Silver Linings Playbook (2012)

In a ho-hum year for American cinema, Silver Linings Playbook gleams out of the dull woodwork as a modest film about people with modest ambitions, told at such a painfully honest level that it rises above as the best film of 2012.

The straightforward narrative, of a middle-aged man living with his parents and dealing with bipolar disorder, is enhanced through superb performances and powerful imagery. Bradley Cooper (who I’m usually not a fan of) giving a daring and moving performance as the protagonist, Jennifer Lawrence as the heartbreaking but electrifying heroine, and Robert De Niro as the well-intentioned but pathetic father lead the extraordinary cast in this tragicomedy. All three start off the film recovering from bad places in their lives, and try to build them back up.

Reconstruction proves difficult, emphasized in moments like Cooper’s character moving home, seeing his brother’s picture hanging on the wall while his own has been taken down and is leaning on a table. Lawrence’s character (in one of several memorable monologues) tells of having to constantly give all of herself, only to receive nothing back. While the circumstances the characters face are more extreme than most of us will face in our lifetimes, they hint at positions we have all had to grapple with, in varying degrees of questioning one’s own self-worth.
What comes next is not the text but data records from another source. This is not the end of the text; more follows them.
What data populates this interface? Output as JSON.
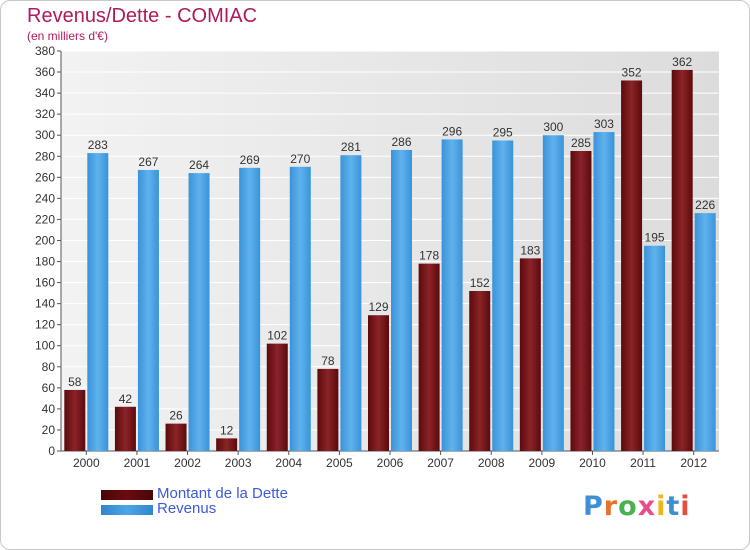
{
  "header": {
    "title": "Revenus/Dette - COMIAC",
    "subtitle": "(en milliers d'€)"
  },
  "colors": {
    "dette": "#7d1b1f",
    "revenus": "#4da6e6",
    "title": "#b0195e",
    "legend_text": "#3b5bd9"
  },
  "legend": {
    "items": [
      {
        "label": "Montant de la Dette",
        "color": "#6b0b0e"
      },
      {
        "label": "Revenus",
        "color": "#4da6e6"
      }
    ]
  },
  "logo": {
    "text": "Proxiti",
    "letter_colors": [
      "#3f8fd6",
      "#e8702a",
      "#4caf50",
      "#e84c8b",
      "#f1b51c",
      "#3f8fd6",
      "#e84c3d"
    ]
  },
  "chart_data": {
    "type": "bar",
    "title": "Revenus/Dette - COMIAC",
    "subtitle": "(en milliers d'€)",
    "categories": [
      "2000",
      "2001",
      "2002",
      "2003",
      "2004",
      "2005",
      "2006",
      "2007",
      "2008",
      "2009",
      "2010",
      "2011",
      "2012"
    ],
    "series": [
      {
        "name": "Montant de la Dette",
        "values": [
          58,
          42,
          26,
          12,
          102,
          78,
          129,
          178,
          152,
          183,
          285,
          352,
          362
        ]
      },
      {
        "name": "Revenus",
        "values": [
          283,
          267,
          264,
          269,
          270,
          281,
          286,
          296,
          295,
          300,
          303,
          195,
          226
        ]
      }
    ],
    "ylim": [
      0,
      380
    ],
    "y_ticks": [
      0,
      20,
      40,
      60,
      80,
      100,
      120,
      140,
      160,
      180,
      200,
      220,
      240,
      260,
      280,
      300,
      320,
      340,
      360,
      380
    ],
    "grid": true,
    "legend_position": "bottom-left"
  }
}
This film all seems to take place within several square miles. The characters’ dreams are not impossible ones. The biggest ambition seems to be getting a 5 out of 10 at a dance competition, an underwhelming feat that provides one of the film’s biggest laughs. Yet despite the understated attributes in the content of the film, the final product and emotional impact are profound and powerful, giving audiences one of the most rewarding and moving comedies in recent years.